Monday, February 6, 2012

Super Bowl sentimentality

I don’t normally look forward to the Super Bowl. It’s not that I lack affection for the Patriots; it’s the sport of football itself that leaves me indifferent.

But this year I found myself looking forward to the Big Sunday. Sometimes it takes a few years of repetition before I begin to recognize a ritual for what it is, but for the past five years or so, we’ve watched the game at the same house, attending a party that seems to double in size every year.

And although big parties aren’t always my favorite place to be, this one is special because the guest list is loosely centered around the families of Tim’s wide circle of casual friends: the boys with whom he’s played baseball, sat in class, played at recess, and attended birthday parties for the past seven years or so.

It’s a group of people – parents and kids alike – whom I generally really like. But more than that, this year for the first time I began to sense how transient this ritual might well turn out to be. Our boys have all hung out together or at least attended school and played on teams together over the past several years, but that probably won’t last too much longer. In another two years, they’ll start high school; those who go to the public high school will attend classes with three times as many kids from the neighboring town as from their own, and some will go to private schools nearby or even off to boarding school. They’ll still be happy to see each other and maybe they’ll become part of Carlisle’s traditional day-after-Thanksgiving soccer game, an event that typically draws together old friends after they’ve gone off to college. But this particular group of fifteen or twenty boys won’t make up Tim’s daily peer set anymore, and their parents won’t be such a regular part of my life either.

I find that hard to face, but in a way this sentiment is very much in keeping with how I’ve been feeling ever since the start of the school year: Everything is perfect so please stop the clock right now. Both of the kids are happy and well-adjusted, with a healthy mix of social, recreational and academic interests. Holly is finally past the mercurial stages that can make the early years of school difficult; Tim isn’t yet thinking about SAT scores or learning to drive. This, right now, fourth and seventh grade, this is perfect. This is where I would freeze us, if I could.

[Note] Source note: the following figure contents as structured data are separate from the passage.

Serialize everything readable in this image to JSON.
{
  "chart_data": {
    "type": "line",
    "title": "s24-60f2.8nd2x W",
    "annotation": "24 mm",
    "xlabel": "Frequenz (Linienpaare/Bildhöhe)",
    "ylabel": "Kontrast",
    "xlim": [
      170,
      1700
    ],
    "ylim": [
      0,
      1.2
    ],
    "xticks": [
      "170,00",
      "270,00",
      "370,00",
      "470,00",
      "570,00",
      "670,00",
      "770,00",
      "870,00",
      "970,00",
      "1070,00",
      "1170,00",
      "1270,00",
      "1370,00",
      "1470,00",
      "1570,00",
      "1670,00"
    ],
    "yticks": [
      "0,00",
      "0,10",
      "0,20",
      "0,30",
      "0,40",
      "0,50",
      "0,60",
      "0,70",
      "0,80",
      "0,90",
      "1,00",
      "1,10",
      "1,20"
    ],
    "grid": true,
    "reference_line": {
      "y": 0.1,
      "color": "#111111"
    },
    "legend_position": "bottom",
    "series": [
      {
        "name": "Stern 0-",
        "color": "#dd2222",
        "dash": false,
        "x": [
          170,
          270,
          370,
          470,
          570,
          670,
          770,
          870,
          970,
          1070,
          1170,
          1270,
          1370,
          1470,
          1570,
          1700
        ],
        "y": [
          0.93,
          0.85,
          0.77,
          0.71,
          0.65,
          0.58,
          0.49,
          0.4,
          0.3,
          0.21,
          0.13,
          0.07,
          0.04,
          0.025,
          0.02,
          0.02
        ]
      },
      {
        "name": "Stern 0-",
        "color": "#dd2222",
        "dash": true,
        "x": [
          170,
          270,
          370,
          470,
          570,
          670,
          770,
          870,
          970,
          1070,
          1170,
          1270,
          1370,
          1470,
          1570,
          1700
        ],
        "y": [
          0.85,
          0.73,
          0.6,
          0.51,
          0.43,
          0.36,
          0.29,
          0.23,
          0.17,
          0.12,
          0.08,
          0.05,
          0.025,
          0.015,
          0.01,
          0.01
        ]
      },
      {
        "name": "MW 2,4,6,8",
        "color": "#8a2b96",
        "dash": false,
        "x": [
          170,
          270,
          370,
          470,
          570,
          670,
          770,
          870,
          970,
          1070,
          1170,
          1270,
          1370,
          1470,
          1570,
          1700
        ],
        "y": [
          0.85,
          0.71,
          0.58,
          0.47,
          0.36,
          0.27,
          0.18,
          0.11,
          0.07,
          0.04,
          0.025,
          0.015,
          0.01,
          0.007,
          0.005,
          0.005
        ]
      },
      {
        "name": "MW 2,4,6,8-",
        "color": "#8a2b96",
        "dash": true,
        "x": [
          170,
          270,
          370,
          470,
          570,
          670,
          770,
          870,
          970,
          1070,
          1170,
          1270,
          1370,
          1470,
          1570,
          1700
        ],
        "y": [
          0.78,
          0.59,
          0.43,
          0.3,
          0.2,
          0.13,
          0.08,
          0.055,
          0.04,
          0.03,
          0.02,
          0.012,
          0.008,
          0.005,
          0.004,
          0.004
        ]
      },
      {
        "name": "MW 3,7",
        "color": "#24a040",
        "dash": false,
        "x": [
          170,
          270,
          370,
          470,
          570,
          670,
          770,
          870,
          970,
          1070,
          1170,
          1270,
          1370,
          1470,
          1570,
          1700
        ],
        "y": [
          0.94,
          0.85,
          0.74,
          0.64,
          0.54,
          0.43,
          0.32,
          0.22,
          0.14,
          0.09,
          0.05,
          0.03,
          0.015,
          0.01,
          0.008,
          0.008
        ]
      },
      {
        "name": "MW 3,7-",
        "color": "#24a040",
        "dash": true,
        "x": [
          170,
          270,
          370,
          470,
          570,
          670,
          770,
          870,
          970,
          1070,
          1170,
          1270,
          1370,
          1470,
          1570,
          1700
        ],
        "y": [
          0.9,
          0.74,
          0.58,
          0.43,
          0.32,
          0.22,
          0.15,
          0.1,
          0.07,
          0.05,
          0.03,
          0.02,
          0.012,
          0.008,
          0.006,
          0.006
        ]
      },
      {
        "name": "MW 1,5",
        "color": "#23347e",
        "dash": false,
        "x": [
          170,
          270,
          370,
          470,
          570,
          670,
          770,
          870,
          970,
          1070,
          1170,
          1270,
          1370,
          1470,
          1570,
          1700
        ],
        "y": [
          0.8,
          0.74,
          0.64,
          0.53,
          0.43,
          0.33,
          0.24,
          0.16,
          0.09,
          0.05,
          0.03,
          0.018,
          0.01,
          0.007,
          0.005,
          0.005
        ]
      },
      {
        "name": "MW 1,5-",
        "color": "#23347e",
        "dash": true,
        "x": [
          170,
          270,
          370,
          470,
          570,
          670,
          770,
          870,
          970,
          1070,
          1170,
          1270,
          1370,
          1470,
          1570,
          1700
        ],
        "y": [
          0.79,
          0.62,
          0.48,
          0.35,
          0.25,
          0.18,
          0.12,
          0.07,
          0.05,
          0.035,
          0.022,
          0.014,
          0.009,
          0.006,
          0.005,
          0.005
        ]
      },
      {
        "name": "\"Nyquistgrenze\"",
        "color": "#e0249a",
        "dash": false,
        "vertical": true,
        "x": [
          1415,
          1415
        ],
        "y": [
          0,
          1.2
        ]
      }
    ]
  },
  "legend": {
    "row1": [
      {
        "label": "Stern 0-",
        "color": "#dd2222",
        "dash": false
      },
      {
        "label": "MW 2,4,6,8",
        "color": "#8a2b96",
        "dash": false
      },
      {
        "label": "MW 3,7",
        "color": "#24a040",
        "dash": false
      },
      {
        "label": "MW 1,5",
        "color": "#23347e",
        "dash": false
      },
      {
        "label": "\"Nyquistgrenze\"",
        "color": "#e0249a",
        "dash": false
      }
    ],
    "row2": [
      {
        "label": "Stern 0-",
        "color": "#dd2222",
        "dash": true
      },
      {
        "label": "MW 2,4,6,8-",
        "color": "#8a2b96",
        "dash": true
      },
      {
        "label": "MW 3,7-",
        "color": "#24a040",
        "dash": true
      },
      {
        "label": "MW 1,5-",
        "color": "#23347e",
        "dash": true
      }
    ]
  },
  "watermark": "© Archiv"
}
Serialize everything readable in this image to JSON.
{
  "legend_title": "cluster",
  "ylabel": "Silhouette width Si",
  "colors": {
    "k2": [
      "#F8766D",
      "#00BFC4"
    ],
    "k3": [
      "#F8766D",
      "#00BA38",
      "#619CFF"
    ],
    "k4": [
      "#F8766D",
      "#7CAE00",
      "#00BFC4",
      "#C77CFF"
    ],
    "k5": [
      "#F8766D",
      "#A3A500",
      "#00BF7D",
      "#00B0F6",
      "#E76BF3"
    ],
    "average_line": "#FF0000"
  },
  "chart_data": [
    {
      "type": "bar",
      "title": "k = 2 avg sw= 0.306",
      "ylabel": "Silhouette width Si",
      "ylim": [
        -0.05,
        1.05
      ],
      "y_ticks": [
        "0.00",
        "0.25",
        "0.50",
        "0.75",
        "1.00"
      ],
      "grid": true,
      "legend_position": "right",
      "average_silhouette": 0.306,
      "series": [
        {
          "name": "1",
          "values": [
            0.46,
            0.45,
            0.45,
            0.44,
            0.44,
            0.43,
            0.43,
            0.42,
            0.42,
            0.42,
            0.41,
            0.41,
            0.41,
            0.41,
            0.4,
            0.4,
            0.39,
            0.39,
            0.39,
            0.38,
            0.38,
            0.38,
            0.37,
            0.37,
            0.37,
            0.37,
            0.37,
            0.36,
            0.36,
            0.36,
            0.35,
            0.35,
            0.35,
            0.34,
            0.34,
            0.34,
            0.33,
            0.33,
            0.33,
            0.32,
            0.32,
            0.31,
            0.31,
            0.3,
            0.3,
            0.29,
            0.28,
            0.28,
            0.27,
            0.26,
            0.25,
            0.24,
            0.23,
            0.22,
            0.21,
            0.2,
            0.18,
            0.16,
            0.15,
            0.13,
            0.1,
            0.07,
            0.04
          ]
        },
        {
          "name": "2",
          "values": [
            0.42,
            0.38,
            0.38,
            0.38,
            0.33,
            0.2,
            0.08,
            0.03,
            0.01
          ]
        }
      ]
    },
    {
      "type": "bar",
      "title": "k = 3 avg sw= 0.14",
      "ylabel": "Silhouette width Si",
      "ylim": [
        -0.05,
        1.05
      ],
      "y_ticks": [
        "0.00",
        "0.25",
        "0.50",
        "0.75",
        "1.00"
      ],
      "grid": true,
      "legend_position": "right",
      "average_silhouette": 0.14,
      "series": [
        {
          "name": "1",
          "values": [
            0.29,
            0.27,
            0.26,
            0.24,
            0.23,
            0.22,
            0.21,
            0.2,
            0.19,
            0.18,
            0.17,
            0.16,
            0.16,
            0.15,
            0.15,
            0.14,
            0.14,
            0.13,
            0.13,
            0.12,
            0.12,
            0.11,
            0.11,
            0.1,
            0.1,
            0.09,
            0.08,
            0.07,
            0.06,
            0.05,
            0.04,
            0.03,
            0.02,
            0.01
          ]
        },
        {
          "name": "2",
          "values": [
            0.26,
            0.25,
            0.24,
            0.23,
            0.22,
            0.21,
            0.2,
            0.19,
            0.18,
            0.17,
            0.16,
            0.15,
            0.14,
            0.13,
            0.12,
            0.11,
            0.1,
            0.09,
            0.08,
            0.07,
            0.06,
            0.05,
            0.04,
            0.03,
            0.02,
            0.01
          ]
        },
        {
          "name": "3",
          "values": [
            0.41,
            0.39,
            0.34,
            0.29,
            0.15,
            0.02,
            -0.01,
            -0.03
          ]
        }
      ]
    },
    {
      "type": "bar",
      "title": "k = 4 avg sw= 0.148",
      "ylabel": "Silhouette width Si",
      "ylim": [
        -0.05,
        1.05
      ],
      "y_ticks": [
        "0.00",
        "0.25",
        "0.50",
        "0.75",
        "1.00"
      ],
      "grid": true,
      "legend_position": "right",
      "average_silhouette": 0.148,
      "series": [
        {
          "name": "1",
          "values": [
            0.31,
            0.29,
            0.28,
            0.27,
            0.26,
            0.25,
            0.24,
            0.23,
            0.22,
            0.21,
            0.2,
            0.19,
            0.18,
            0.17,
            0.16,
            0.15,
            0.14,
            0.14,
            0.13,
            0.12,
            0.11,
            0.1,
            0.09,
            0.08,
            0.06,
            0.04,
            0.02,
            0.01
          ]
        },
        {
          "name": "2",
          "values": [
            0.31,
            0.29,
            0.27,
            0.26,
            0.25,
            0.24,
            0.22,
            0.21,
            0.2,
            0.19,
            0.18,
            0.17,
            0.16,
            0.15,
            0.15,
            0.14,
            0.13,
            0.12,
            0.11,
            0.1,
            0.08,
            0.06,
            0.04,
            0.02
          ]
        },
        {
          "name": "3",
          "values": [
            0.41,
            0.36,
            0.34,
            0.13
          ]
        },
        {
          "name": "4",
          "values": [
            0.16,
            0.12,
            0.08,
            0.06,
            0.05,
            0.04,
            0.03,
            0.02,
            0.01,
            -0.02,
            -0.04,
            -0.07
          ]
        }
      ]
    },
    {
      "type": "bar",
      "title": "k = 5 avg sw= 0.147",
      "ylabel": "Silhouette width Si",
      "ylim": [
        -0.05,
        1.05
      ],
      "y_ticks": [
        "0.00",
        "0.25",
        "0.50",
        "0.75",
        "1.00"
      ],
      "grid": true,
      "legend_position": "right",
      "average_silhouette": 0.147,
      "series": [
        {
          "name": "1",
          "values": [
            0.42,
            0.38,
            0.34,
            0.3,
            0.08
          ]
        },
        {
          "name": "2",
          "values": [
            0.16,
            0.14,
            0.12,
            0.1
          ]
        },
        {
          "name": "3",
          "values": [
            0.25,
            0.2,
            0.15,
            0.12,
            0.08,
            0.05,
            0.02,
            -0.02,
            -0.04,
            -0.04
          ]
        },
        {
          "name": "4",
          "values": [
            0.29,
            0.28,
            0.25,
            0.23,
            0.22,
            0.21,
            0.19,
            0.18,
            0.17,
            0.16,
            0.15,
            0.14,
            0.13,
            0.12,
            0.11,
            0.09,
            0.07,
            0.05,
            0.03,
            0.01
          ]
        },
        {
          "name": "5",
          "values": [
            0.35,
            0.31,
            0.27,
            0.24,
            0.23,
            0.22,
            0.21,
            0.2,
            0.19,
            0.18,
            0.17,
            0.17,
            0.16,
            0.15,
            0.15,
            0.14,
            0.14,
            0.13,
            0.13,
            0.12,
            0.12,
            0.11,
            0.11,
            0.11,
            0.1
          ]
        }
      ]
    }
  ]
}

And so as I began coring peppers and mixing filling for the tray of chilis rellenos I was bringing to the Super Bowl party, I thought of the other parents whose presence in my life I had taken for granted for so long: from the sometimes-hilarious, sometimes-tedious days of toddler playgroups, to the continuous birthday party circuit of their early grade school years, to the spring and summer baseball games at which we spend so much time gabbing. Even as I recognized all the specific privileges that my parenting circumstances afforded me – a friendly and safe community full of like-minded families with similar priorities – I indulged once in a while in twinges of boredom, admitting to myself if no one else that I’d rather be reading a book or working on an article than attending another library sing-along.

And yet as with so many things, the awareness that it won’t in fact last forever is finally making me appreciate it. Tim will probably always have friends, but not these friends; I’ll always have other parents to share the parenting experience with, but not these same couples I’ve known for almost a decade. The boys will grow apart and so will we. Even now, the boys hang out after school at the library or the general store or the soccer field on their own, so we parents don’t spend as much time gathered together watching them play. Soon we’ll see even less of each other, and that realization makes me sorry.

So this year I headed off to the Super Bowl party with something I didn’t usually take along: a sense of anticipation. I was looking forward to seeing all those other adults whom I see less now than I used to. Tempis fugit, in this situation as in all others. I don’t know how many more years this particular party will happen for, or who will attend in future years. This time, I’m looking forward to all those familiar faces. We grow older as the boys grow up, and it’s good to be spending time together once again.